映画『アナと雪の女王』松たか子が歌う本編クリップ
 観ました。相当に今さら感がありますが……。まず意外だったのが、エルサの出番が少なく、役割としてもすごく受動的だということ。全然自分から動かない。あれだけ皆レリゴーレリゴーと歌っていたものだから、てっきりエルサが動く話だと思っていた。レリゴーのシーンも割と序盤にやってきて、クライマックスでも何でもない。むしろ、物語的には、否定されるべき「偽の結論」とも読めるようなシーンになっている。レリゴーを歌った時のエルサは、絶対の孤独を覚悟している。己の本性にしたがって生きた時、人を傷つけてしまうのなら、いっそ独りで生きた方が良い。でもそうした考えは一国を氷漬けにするような、誤った冷たい思想だった。で、最終的には、偽の結論を克服し、エルサとアナの愛がすべてを解決する。そんな構成の映画だと思うんだけど、正直にいってこれはあまりうまくいっていないのではないかと思います。僕の心にいちばん響いたのは、レリゴーだったわけですが、まあこれは多分に僕に限ったことではないでしょう。結局、偽の結論のはずのエルサのレリゴーが映画そのものを食ってしまったということなのだろうと思います。「ひとりで生きて、何が悪い?」誰もがそんな風に思っていて、古くさい愛の思想ではそれを否定することはできなかった。*1

クリストフ先輩の孤独

 で、この映画のなかにも、エルサよりも先に、そのような生き方をしていた先輩がいるわけです。クリストフのことなんですけど。二人はほんとうによく似ている。孤児の彼は、エルサよりも深い孤独を抱えているし、超自然的な領域に通じているという点でも、エルサと同じ。エルサにとっての氷の塔が、クリストフの「家族」であるトロールですが、僕はこれはやはり本当はただの石ころなのだろうと思っています。アナのキャラクターには、そのチョロさも含めて好感を持っていますが、クリストフが石ころを家族と呼ぶヤバ系男子だと誤認した際の彼女の態度*2は、やはり許しがたいと思っていて、「そんなだからお姉ちゃんともまともに話ができねーんだよ」くらいのことは思いました。ただの石を家族にする、これが魔法と呼ばずして、何を魔法と呼ぶんですか。実際、これがトロールでなくてただの石ころだったとして、アナはドン引きするかもしれないけれど、エルサはクリストフを笑わないと思うんですよね。これらのことを踏まえて。

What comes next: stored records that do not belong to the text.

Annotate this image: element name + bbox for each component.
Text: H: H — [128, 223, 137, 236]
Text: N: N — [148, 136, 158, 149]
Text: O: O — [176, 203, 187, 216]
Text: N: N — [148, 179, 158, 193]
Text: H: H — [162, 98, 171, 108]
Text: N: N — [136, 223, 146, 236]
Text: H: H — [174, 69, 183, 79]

ぼくのかんがえた「アナと雪の女王」2nd Season

 まず、アナとクリストフはさほど長続きしないでしょうね。破局の原因はアナの浮気。実際のところ、アナのチョロさはエルサの頑なさと同じかそれ以上にヤバく、いずれ大きなトラブルを巻き起こすことは目に見えている。ハンスあたりが「心を入れ替えた。本当は君を愛してたってことに気がついたんだ」みたいなノリで言い寄ってきたらまた騙されそう。
 ハンスもまあ、もしかしたらアレンデールの統治者としては姉妹二人よりもふさわしいのかもしれないけれど、結局コンプレックスとプライドが強すぎてどうにもならない感もある。おそらく彼は再びクーデターを計画して、国を追われるかエルサに凍死させられるかと云う最期を迎えるのだろうと思う。
アナは彼との間に生まれた子をシングルマザーとして育てることになります。エルサはアナの子と、「逃げるは恥だが役に立つ」の百合さんとみくりさんみたいな関係を築いてくれるといい。

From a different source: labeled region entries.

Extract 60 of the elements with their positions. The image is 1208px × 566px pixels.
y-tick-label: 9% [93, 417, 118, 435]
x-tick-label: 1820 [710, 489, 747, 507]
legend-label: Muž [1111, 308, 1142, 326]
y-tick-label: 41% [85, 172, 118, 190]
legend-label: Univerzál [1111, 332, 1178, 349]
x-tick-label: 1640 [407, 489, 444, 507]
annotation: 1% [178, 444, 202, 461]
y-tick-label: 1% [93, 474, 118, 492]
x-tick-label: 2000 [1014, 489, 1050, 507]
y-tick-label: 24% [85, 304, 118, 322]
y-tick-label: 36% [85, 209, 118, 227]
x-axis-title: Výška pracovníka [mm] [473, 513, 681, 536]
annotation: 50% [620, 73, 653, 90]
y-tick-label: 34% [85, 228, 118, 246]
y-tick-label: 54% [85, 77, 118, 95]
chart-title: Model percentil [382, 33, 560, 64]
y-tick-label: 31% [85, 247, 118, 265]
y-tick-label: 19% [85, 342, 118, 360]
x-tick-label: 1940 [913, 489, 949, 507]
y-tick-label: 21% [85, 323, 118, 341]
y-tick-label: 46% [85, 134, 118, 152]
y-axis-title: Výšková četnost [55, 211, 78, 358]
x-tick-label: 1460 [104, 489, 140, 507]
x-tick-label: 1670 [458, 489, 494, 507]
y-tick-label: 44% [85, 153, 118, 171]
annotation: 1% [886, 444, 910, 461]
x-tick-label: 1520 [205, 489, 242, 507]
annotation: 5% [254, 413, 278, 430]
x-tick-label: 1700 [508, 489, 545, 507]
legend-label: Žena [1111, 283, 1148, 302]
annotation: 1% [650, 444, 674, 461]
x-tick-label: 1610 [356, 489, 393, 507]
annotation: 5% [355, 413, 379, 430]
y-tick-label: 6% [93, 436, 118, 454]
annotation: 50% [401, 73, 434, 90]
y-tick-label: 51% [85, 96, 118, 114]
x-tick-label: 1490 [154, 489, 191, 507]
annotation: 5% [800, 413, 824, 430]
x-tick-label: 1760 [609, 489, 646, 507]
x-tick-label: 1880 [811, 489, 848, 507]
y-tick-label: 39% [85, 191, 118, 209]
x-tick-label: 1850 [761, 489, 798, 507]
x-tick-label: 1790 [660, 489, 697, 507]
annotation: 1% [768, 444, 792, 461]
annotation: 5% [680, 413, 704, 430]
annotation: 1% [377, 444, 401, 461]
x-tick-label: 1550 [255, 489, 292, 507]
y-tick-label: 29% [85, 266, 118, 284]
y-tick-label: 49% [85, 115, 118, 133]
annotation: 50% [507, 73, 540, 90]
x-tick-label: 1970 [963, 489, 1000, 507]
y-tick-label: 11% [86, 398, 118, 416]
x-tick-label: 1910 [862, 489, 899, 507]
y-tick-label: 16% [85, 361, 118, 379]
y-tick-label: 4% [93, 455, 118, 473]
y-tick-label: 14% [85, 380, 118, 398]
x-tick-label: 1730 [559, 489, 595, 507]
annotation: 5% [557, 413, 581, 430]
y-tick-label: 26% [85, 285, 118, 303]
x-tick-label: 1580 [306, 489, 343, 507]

 そして、クリストフには、エルサとぜひ友だちになってほしいと思います。本編ではほとんど関わり合いになることのないふたりでしたが……。お互いに相手との距離を尊重するタイプの人だから、恋人同士になるようなことも考えにくいですが、友だちとしてはうまくやれるでしょう。
最後にオラフ。彼には、2年か3年後の夏で溶けてもらいます。彼の愛はあまりに究極的なので、彼が健在だと、現実的にあり得る範囲での人間の愛の話がしづらくなってしまう。ゆえに2nd Seasonでさよならです。

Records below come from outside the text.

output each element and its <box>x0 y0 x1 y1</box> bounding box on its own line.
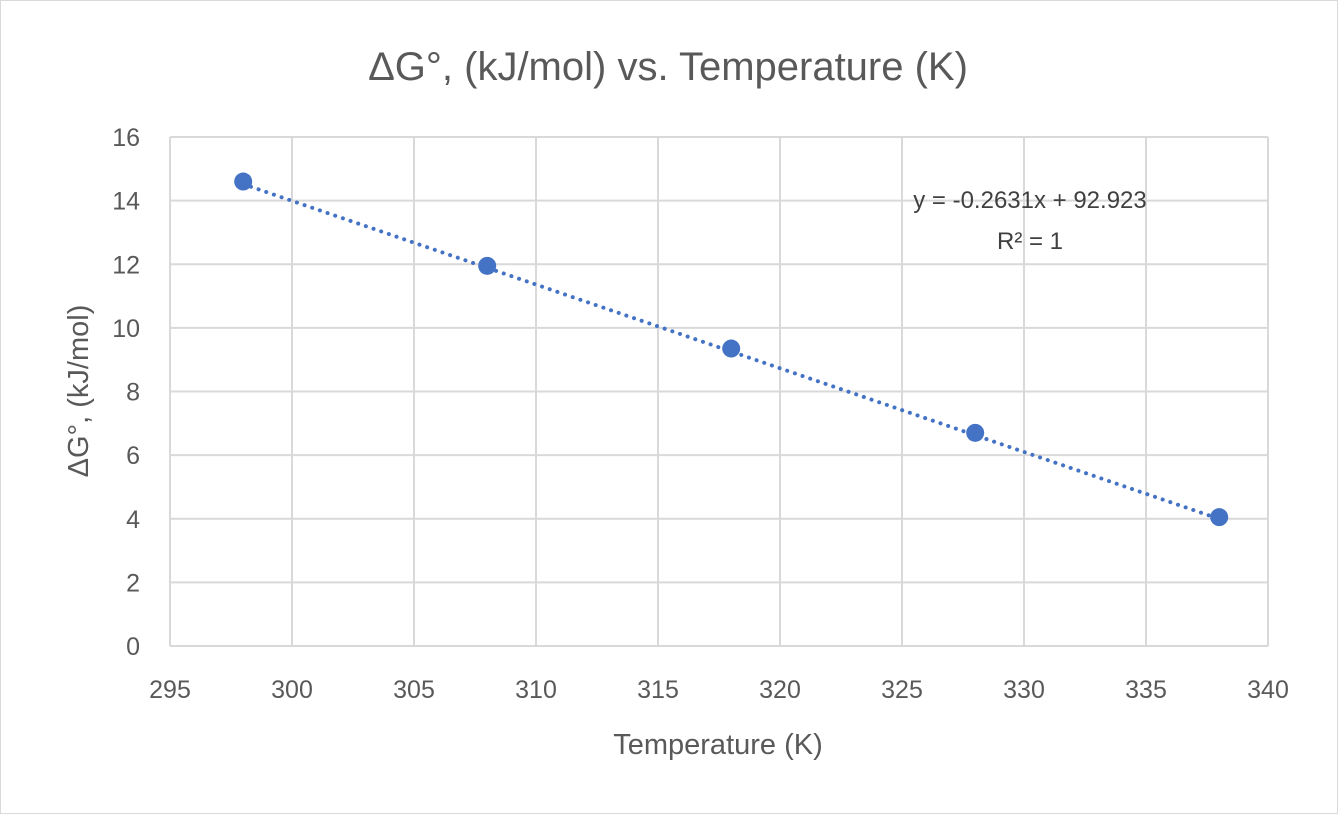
y-tick-label: 2 <box>126 569 140 597</box>
y-tick-label: 14 <box>112 188 140 216</box>
x-tick-label: 315 <box>637 676 679 704</box>
y-axis-title: ΔG°, (kJ/mol) <box>63 305 95 478</box>
data-point <box>478 256 497 275</box>
x-tick-label: 295 <box>149 676 191 704</box>
x-tick-label: 330 <box>1003 676 1045 704</box>
x-tick-label: 305 <box>393 676 435 704</box>
y-tick-label: 0 <box>126 633 140 661</box>
x-tick-labels: 295 300 305 310 315 320 325 330 335 340 <box>149 676 1289 704</box>
data-point <box>1210 508 1229 527</box>
trendline-r-squared: R² = 1 <box>997 228 1063 255</box>
x-tick-label: 300 <box>271 676 313 704</box>
y-tick-label: 16 <box>112 124 140 152</box>
data-point <box>234 172 253 191</box>
y-tick-label: 6 <box>126 442 140 470</box>
x-tick-label: 310 <box>515 676 557 704</box>
y-tick-label: 4 <box>126 506 140 534</box>
y-tick-labels: 0 2 4 6 8 10 12 14 16 <box>112 124 140 661</box>
trendline-equation: y = -0.2631x + 92.923 <box>913 187 1147 214</box>
data-point <box>722 339 741 358</box>
data-point <box>966 423 985 442</box>
y-tick-label: 8 <box>126 379 140 407</box>
x-tick-label: 335 <box>1125 676 1167 704</box>
x-tick-label: 340 <box>1247 676 1289 704</box>
x-axis-title: Temperature (K) <box>613 729 823 761</box>
trendline <box>241 182 1222 521</box>
data-points <box>234 172 1229 527</box>
horizontal-gridlines <box>170 136 1268 647</box>
y-tick-label: 10 <box>112 315 140 343</box>
x-tick-label: 320 <box>759 676 801 704</box>
x-tick-label: 325 <box>881 676 923 704</box>
trendline-line <box>241 182 1222 521</box>
chart-title: ΔG°, (kJ/mol) vs. Temperature (K) <box>368 45 968 89</box>
y-tick-label: 12 <box>112 251 140 279</box>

*1:というか、そもそも「愛がすべてを解決する」というエンディングには説得力がまるでない。そもそもエルサは別にアナの愛を疑ってはいなかったと思うんですよ。エルサを取り巻く愛の問題は、物語のスタート地点からまったく何も変わっていないのに、なぜか冷凍能力だけがコントローラブルになってエンド。というのは、ちょっと雑すぎた、ということでしょう。

*2:「そうなんだ。じゃあ私生徒会行くね」的な。